Additional safety concern is the inappropriate sinus node tachycardia (ISNT) [18]. As already reported, CB ablation can cause acute parasympathetic denervation in the heart, and the vagal denervation of the sinus node might be the cause of ISNT [19, 20]. The ablation of the SVC might add some degree of denervation in the epicardial ganglionated plexi 1, between the superior vena cava and the aortic root just above the right upper pulmonary vein [21], and might contribute to a more extensive parasympathetic denervation; however, none of the 37 patients presented ISNT during the period of 1-year follow-up.

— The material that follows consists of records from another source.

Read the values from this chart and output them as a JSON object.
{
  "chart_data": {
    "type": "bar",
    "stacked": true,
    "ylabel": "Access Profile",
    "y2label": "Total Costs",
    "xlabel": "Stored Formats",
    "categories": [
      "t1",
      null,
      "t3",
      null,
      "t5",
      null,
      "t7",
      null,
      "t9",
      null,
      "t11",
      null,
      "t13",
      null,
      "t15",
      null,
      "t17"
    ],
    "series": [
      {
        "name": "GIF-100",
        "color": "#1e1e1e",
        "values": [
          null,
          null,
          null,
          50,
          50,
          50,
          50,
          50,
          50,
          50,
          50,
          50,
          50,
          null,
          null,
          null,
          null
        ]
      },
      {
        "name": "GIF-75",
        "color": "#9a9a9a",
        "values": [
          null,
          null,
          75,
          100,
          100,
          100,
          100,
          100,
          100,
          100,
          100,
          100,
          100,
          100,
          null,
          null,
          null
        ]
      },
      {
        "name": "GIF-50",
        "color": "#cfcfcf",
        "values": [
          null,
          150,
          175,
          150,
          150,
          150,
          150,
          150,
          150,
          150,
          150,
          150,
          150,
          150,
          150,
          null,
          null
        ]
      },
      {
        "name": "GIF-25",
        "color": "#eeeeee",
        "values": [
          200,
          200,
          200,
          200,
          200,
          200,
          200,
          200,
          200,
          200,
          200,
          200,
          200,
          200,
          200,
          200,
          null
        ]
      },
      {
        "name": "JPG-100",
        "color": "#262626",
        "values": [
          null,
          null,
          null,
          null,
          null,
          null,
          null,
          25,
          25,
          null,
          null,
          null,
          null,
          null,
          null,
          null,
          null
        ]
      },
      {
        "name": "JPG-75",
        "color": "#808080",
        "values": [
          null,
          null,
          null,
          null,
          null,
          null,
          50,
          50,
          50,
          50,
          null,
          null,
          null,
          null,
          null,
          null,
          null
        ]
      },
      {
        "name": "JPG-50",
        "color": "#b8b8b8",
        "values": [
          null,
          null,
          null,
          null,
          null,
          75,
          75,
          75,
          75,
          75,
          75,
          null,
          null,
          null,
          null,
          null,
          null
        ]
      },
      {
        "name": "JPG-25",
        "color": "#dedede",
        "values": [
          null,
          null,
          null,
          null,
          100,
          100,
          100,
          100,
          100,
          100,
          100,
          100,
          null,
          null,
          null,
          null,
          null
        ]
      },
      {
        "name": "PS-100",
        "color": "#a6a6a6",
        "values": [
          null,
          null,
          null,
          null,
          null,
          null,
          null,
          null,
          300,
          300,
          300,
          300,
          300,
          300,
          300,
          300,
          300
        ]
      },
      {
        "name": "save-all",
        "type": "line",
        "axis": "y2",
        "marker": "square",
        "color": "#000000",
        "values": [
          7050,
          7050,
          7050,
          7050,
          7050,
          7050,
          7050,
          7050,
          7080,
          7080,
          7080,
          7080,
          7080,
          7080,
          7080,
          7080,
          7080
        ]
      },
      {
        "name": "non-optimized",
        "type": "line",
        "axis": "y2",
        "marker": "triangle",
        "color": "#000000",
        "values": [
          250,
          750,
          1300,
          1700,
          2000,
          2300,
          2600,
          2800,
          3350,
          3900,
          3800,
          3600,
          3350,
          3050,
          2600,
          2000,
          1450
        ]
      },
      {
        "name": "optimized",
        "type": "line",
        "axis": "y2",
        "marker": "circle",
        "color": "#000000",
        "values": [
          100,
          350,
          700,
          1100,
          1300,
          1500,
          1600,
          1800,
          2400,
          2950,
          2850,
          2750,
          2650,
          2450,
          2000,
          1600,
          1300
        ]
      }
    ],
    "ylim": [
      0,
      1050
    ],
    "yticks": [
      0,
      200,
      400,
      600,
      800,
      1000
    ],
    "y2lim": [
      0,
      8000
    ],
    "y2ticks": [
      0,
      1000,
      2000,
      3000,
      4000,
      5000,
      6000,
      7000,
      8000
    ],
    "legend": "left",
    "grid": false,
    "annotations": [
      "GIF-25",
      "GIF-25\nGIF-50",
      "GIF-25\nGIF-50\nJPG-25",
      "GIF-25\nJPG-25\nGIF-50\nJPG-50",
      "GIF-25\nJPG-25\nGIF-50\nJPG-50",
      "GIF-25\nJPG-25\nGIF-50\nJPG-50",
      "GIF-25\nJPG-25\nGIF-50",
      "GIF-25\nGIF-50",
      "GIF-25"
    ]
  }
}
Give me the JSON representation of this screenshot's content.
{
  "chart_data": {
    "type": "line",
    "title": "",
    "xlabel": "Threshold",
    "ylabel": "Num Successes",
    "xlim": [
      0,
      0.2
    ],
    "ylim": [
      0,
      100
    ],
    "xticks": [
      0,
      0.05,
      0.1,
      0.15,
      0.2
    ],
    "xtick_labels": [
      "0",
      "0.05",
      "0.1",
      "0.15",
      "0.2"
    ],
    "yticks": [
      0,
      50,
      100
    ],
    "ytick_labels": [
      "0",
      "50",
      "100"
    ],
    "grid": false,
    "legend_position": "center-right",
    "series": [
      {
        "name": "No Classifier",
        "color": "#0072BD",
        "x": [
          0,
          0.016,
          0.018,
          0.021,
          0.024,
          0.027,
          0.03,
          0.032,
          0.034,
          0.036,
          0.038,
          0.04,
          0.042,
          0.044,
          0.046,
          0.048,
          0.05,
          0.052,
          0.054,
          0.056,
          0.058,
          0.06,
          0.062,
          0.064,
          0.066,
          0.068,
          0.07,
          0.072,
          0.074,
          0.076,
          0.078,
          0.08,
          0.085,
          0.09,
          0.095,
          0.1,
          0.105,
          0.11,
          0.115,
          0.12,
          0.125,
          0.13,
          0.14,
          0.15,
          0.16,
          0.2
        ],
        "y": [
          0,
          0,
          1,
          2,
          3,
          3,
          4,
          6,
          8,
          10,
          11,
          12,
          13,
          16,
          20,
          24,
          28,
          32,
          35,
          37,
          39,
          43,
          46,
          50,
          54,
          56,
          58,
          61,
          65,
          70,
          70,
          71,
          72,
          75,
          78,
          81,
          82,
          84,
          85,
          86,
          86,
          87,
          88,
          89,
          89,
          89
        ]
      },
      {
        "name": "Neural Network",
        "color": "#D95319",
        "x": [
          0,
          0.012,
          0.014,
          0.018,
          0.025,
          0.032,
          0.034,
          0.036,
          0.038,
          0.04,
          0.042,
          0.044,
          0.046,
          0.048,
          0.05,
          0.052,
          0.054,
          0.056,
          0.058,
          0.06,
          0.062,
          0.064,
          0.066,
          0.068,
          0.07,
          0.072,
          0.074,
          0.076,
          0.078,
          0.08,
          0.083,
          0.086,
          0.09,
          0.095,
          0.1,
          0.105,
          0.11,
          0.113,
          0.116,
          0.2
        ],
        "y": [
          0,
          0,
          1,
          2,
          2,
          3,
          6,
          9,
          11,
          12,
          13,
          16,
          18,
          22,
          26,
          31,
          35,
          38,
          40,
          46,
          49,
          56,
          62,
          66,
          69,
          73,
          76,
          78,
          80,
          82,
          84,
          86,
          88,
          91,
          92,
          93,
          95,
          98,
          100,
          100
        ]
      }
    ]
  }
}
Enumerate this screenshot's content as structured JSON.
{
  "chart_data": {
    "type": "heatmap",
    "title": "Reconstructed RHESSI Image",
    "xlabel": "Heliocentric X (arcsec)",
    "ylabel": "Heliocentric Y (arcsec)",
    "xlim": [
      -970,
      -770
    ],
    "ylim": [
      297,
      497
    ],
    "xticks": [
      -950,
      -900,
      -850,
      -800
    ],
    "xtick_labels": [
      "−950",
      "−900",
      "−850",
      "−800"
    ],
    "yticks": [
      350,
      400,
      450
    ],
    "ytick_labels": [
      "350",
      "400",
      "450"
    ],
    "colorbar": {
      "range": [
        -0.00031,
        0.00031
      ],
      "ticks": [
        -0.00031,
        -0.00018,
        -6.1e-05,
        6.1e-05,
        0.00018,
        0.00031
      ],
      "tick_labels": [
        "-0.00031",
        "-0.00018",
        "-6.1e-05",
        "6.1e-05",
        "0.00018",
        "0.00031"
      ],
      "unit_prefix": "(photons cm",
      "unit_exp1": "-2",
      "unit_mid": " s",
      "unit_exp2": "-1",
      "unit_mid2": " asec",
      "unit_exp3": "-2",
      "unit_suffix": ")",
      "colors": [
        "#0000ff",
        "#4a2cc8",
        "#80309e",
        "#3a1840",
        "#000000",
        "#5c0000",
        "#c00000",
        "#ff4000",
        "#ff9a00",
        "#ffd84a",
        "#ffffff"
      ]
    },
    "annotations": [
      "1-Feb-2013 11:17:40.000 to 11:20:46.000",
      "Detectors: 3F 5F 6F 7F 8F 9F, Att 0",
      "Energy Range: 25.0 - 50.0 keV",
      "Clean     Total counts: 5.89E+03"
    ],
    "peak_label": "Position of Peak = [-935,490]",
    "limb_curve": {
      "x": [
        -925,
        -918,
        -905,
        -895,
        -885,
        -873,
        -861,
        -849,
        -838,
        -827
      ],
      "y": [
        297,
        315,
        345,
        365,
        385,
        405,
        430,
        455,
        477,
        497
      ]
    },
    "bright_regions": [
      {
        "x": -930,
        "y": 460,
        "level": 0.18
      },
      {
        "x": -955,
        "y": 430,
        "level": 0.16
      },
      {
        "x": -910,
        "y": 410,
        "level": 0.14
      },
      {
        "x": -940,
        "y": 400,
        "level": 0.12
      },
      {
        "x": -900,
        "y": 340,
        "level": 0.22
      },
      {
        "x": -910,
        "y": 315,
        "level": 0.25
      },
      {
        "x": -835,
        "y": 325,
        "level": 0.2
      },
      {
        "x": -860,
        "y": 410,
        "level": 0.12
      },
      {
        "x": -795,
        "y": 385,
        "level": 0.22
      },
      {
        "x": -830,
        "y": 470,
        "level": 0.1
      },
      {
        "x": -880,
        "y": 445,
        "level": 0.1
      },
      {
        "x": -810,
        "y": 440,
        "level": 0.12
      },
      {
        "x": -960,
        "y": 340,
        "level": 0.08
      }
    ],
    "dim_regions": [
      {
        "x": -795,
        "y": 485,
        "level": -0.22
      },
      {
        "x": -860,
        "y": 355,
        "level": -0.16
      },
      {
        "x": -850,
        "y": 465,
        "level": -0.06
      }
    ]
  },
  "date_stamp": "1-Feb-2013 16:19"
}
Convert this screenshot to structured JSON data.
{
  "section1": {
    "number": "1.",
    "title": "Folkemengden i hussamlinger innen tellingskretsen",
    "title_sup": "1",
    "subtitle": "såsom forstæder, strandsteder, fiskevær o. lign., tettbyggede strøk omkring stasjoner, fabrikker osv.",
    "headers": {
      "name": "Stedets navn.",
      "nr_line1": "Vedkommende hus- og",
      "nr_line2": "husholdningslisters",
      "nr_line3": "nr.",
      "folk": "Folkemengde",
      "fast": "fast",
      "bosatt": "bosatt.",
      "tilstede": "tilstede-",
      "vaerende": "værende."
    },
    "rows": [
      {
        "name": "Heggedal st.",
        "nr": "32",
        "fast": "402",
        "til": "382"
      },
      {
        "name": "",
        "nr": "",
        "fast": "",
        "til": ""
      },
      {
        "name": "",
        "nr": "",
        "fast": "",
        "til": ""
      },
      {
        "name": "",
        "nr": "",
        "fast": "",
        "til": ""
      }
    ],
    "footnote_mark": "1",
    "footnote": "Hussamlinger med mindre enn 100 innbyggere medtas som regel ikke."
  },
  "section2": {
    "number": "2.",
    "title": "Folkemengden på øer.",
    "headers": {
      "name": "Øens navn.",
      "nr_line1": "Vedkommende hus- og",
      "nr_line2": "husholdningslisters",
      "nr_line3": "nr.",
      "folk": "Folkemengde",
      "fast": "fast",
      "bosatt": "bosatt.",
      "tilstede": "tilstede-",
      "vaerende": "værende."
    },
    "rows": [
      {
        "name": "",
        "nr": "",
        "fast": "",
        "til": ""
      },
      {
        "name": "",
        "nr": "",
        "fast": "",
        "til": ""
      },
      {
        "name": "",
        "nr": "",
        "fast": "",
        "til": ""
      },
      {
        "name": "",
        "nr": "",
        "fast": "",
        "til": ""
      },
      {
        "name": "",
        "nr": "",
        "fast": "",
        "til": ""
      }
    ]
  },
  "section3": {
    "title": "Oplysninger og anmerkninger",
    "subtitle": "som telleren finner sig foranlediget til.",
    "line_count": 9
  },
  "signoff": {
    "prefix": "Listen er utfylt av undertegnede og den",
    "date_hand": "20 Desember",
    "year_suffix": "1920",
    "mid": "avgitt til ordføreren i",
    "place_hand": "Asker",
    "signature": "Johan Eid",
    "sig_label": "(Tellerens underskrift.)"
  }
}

The design of the study was to demonstrate the safety and feasibility of the procedure with the second-generation CB. Nevertheless, after a short follow-up of 12 months, 91.9% of the patients are free from any arrhythmia. Although conducted on a limited number of patients, our study seems to convey the message that the SVC can be isolated with the second-generation CB. Future randomized studies are required to conclude that adding the isolation of the SVC to PVI will increase the clinical results for AF ablation.

4.1 Study limitations

This study has several limitations. It was a single center, with a relatively small population and no control group. SVC stenosis was not actively investigated in our study. Nevertheless, no patients suffered from any symptom potentially related to SVC stenosis clinics during follow-up. Although in our center the PN pacing is done with high output, the best practice guide for CB ablation recommends pacing output doubles the capture threshold [22]. No isoproterenol test was performed to search non-PV triggers. Our study results should be consolidated in a prospective large study.

5 Conclusion

Superior vena cava isolation proved to be safe and feasible with the second-generation cryoballoon in a prospective series of patients affected by PAF.